アメリカは理系大国成功のチャンスも大きい

 今までなかった物を作り出すということが、この仕事の醍醐味です。ゼロの状態からアイデアを生み出し、実用・商品化されて世の中に出て行くというプロセスが面白いです。もちろん、できあがった物によって人助けになったり、国を守ったり、世の中を便利にしていくという意義の大きさも、やりがいにつながっています。
 博士研究員は大学生を対象に講義を行ったり、大学院生と共にグループプロジェクトを指導したりします。私は今後、アメリカのトップスクールの教授になり、同時に自分でビジネスを立ち上げたいと思っています。大学教授が研究開発した技術でビジネスを始めるのは、アメリカではよくあるケースです。そこには優れた人材や資金が集まってきますし、企業としての成功率も高いのです。私は日本とアメリカで一大企業を作り上げたいと思っています。

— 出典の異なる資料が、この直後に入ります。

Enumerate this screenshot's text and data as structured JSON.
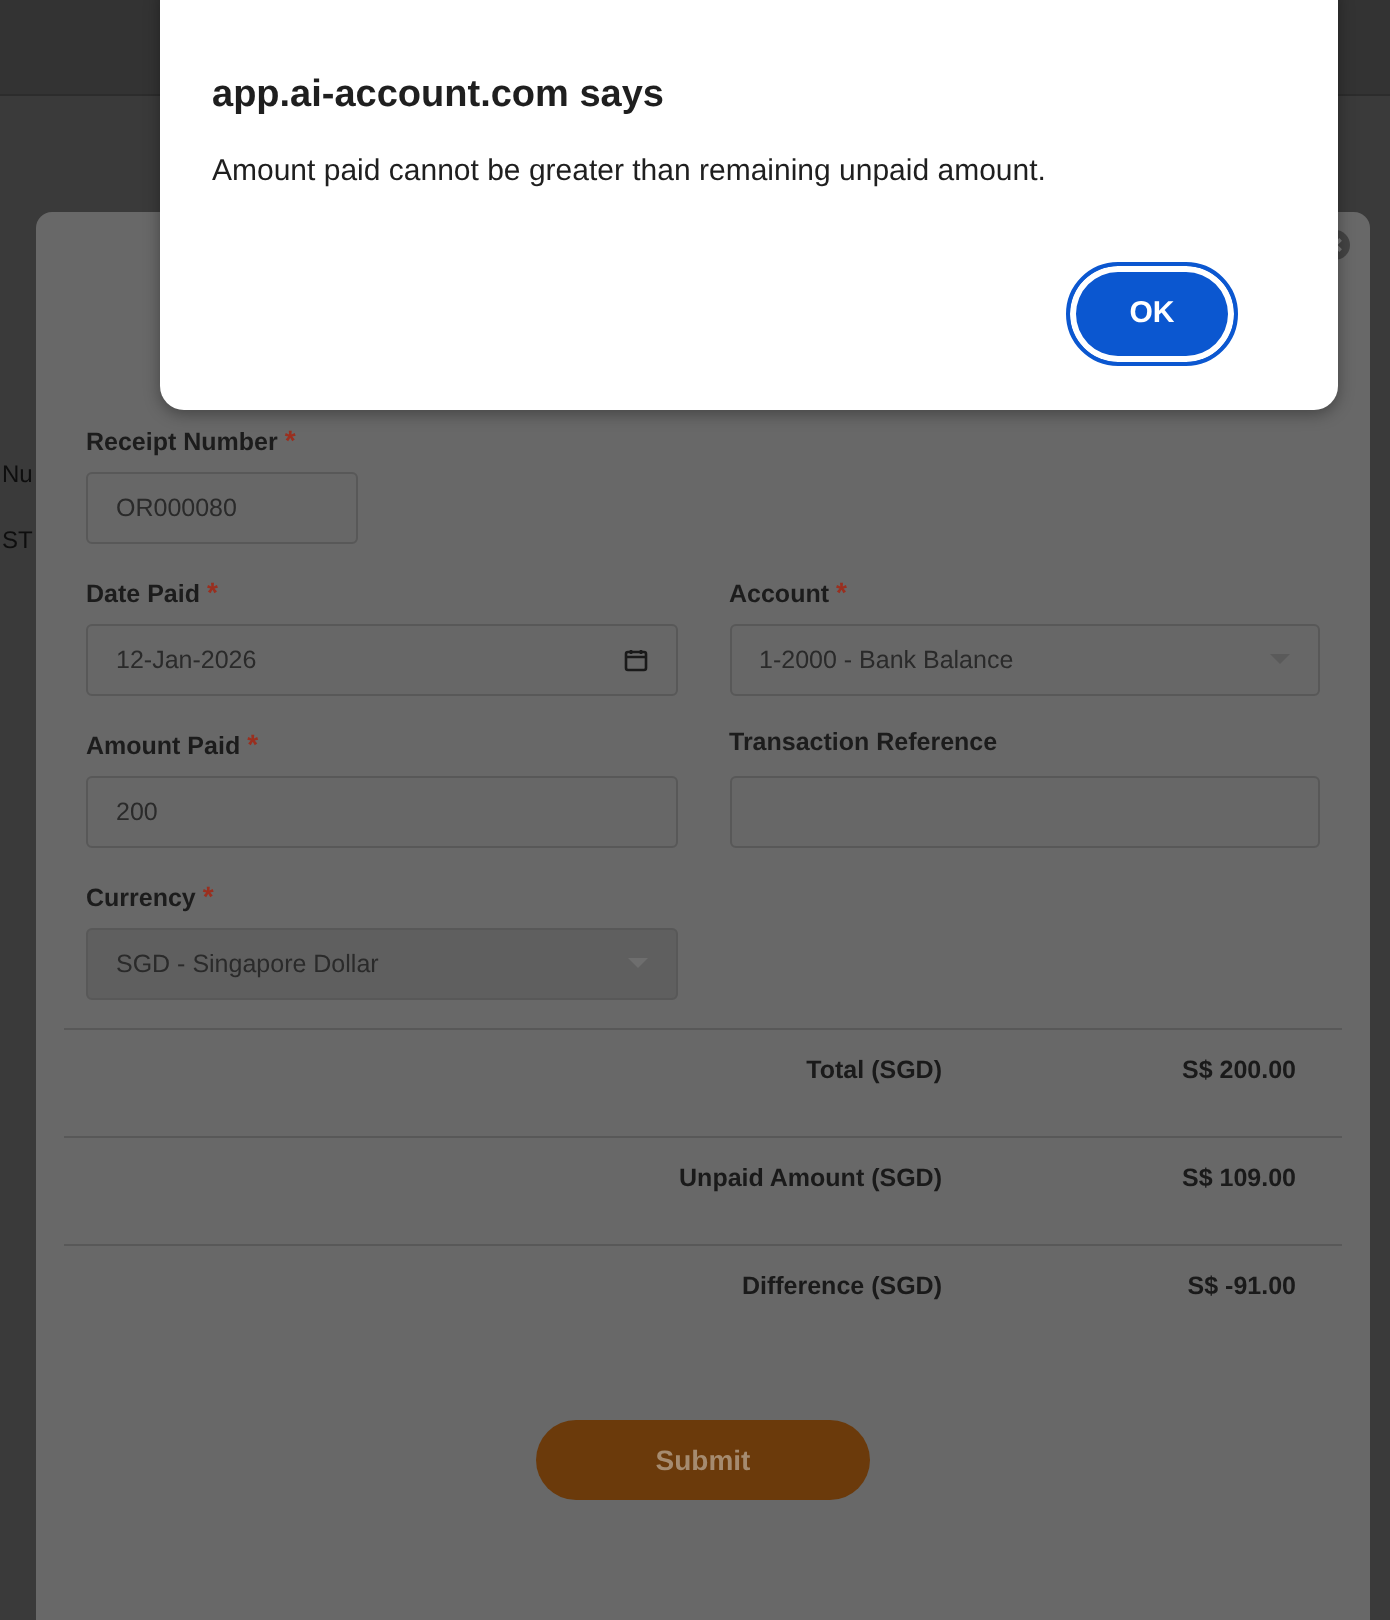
{
  "background_page": {
    "left_fragments": [
      "Nu",
      "ST"
    ]
  },
  "modal": {
    "rows": [
      [
        {
          "kind": "text",
          "label": "Receipt Number",
          "required_mark": "*",
          "value": "OR000080"
        }
      ],
      [
        {
          "kind": "date",
          "label": "Date Paid",
          "required_mark": "*",
          "value": "12-Jan-2026"
        },
        {
          "kind": "select",
          "label": "Account",
          "required_mark": "*",
          "value": "1-2000 - Bank Balance"
        }
      ],
      [
        {
          "kind": "text",
          "label": "Amount Paid",
          "required_mark": "*",
          "value": "200"
        },
        {
          "kind": "text",
          "label": "Transaction Reference"
        }
      ],
      [
        {
          "kind": "select",
          "label": "Currency",
          "required_mark": "*",
          "value": "SGD - Singapore Dollar",
          "disabled": true
        }
      ]
    ],
    "summary": [
      {
        "label": "Total (SGD)",
        "value": "S$ 200.00"
      },
      {
        "label": "Unpaid Amount (SGD)",
        "value": "S$ 109.00"
      },
      {
        "label": "Difference (SGD)",
        "value": "S$ -91.00"
      }
    ],
    "submit_label": "Submit"
  },
  "alert": {
    "title": "app.ai-account.com says",
    "message": "Amount paid cannot be greater than remaining unpaid amount.",
    "button": "OK"
  }
}
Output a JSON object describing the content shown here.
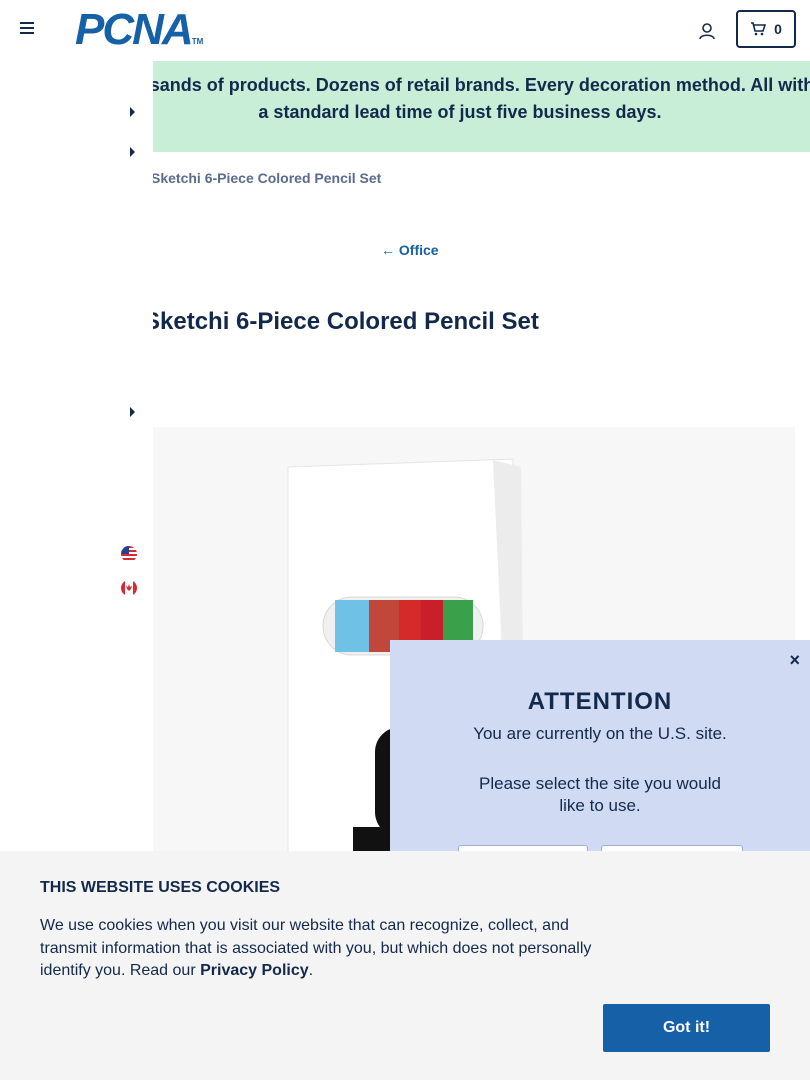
{
  "header": {
    "logo_text": "PCNA",
    "logo_tm": "TM",
    "cart_count": "0",
    "icons": [
      "menu-icon",
      "account-icon",
      "cart-icon"
    ]
  },
  "banner": {
    "text": "Thousands of products. Dozens of retail brands. Every decoration method. All with a standard lead time of just five business days."
  },
  "breadcrumb": {
    "current": "Sketchi 6-Piece Colored Pencil Set"
  },
  "back_link": {
    "label": "Office"
  },
  "product": {
    "title": "Sketchi 6-Piece Colored Pencil Set"
  },
  "feedback_tab": {
    "label": "?"
  },
  "attention_modal": {
    "close_label": "×",
    "title": "ATTENTION",
    "message": "You are currently on the U.S. site.",
    "prompt": "Please select the site you would like to use.",
    "buttons": [
      "",
      ""
    ]
  },
  "cookie_banner": {
    "title": "THIS WEBSITE USES COOKIES",
    "text": "We use cookies when you visit our website that can recognize, collect, and transmit information that is associated with you, but which does not personally identify you. Read our",
    "link_label": "Privacy Policy",
    "text_end": ".",
    "accept_label": "Got it!"
  },
  "colors": {
    "brand_blue": "#1560a6",
    "navy": "#13294b",
    "banner_green": "#c9eed8",
    "modal_blue": "#d0dbf3"
  }
}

 日本に比べ、アメリカは理系大国です。研究者が働く環境や条件は日本より数段良いし、チャンスも大きい。また、アメリカにはさまざまな人材が集まっているため、アイデアも広がります。この世界で成功する人は、情熱的で行動力があること、長期的な展望を持ち、今、何をすれば良いかを把握し、それを実行できる人だと思います。